I'm having trouble understanding how to do this. All of the barcodes, which are loom_data[i].obs.index, are unique and contain a suffix for the sample they correspond to. Ultimately, I want to bring in these layers into another AnnData object using scVelo.

The issue is calling sc.concat. It's the genes that have overlap; none of the barcodes are supposed to match across the 12 list elements. So I want to select the vars axis, which I think is 1, and I want the union of all of the elements in the other axis:

test = sc.concat(loom_data, axis = 1, join = 'outer')

But when I call the line above, I get a concatenation of all of the genes with the names made unique, even though I want to consolidate their counts:

>>> test
AnnData object with n_obs × n_vars = 80125 × 439212
    var: 'Accession', 'Chromosome', 'End', 'Start', 'Strand'
    layers: 'ambiguous', 'matrix', 'spliced', 'unspliced'

I want the genes that aren't present in all samples to just have 0 counts.
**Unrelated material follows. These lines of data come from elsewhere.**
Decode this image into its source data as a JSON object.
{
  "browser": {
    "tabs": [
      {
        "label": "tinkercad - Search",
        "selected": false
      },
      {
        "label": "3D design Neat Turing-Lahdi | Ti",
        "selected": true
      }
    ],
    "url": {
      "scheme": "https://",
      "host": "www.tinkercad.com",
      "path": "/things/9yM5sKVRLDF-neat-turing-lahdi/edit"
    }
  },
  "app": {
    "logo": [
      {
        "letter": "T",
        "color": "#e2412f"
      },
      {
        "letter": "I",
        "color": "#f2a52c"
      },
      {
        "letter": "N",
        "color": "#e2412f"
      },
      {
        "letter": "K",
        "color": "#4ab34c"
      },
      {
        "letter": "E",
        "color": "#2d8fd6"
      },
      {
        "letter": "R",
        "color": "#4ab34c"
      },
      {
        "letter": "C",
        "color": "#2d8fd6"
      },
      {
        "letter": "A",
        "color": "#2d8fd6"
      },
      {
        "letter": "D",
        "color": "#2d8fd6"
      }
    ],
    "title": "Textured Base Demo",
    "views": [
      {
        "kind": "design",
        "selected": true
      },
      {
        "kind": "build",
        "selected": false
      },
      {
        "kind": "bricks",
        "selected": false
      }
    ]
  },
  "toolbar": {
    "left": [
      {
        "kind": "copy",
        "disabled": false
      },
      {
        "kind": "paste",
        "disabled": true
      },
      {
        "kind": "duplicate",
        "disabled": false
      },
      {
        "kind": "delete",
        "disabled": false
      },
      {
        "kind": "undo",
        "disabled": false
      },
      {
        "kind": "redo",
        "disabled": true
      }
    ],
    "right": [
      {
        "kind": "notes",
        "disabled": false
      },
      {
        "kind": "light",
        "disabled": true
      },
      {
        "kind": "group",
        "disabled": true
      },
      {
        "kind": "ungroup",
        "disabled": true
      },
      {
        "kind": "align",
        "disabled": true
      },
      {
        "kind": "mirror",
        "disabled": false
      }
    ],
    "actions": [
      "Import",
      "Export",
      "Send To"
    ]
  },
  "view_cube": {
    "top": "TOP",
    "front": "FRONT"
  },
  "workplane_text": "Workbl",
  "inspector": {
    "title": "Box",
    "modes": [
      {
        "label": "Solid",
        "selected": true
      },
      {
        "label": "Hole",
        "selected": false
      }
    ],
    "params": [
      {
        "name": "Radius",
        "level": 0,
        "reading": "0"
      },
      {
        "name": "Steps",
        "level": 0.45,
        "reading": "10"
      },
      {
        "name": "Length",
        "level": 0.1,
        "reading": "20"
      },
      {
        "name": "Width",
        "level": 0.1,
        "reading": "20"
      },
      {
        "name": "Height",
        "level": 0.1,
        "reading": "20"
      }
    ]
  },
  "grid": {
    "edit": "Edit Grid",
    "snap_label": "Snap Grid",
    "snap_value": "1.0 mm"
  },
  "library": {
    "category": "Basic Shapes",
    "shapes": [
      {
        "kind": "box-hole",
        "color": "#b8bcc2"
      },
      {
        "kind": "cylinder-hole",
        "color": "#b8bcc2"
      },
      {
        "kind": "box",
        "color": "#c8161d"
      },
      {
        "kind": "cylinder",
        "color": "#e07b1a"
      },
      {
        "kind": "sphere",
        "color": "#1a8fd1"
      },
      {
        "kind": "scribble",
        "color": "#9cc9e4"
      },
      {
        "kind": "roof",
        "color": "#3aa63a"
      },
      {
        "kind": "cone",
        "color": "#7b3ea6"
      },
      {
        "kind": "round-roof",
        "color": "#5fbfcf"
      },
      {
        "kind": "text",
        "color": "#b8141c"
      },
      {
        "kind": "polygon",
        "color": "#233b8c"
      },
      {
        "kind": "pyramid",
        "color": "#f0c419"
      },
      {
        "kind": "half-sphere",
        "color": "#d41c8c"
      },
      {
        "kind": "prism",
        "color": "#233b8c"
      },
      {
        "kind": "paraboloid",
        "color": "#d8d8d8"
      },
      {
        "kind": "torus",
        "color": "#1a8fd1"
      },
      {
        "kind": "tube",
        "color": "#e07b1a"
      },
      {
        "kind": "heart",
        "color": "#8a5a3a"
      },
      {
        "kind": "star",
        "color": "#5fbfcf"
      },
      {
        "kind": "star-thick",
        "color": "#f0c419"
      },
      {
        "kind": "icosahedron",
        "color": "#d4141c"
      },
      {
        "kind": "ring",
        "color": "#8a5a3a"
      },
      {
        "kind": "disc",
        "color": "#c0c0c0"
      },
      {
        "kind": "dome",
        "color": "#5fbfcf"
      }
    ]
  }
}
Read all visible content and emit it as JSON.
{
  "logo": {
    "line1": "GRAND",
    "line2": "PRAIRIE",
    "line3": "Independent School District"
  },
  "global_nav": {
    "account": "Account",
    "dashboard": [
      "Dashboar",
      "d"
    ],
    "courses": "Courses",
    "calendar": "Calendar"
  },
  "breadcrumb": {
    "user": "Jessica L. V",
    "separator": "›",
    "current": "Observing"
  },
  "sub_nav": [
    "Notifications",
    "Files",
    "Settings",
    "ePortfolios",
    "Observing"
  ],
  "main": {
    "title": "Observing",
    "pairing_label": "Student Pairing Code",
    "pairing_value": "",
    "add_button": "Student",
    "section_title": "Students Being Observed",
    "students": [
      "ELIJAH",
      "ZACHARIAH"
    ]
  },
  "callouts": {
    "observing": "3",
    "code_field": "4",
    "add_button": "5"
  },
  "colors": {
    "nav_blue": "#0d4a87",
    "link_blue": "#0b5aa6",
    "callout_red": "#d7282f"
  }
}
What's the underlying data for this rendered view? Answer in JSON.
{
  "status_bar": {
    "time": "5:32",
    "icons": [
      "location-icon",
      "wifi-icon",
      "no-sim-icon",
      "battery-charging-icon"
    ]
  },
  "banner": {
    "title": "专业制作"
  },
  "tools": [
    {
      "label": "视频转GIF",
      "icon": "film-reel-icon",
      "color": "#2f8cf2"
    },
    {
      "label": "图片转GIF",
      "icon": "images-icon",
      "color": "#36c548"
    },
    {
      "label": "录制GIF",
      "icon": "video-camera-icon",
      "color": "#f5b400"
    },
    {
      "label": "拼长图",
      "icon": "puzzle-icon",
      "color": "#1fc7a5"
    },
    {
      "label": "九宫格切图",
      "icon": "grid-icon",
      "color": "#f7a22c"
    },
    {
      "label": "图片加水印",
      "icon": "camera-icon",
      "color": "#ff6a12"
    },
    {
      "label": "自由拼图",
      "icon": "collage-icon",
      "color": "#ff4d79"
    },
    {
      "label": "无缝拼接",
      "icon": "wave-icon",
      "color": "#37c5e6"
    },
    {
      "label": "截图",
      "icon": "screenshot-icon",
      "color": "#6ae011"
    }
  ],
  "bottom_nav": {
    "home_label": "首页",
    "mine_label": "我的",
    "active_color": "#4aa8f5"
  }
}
How would this be possible?

1

There are 1 answers

0
CelineDion On

I just made the var names unique first and then concatenated along the obs instead of vars.

# for each element in loom_data, make var names unique
for ldata in loom_data:
    ldata.var_names_make_unique()

test = sc.concat(loom_data, axis = 0, join = 'outer')
>>> test
AnnData object with n_obs × n_vars = 80125 × 36601
    obs: 'comp.ident'
    layers: 'ambiguous', 'matrix', 'spliced', 'unspliced'

~36k genes is about what I expected.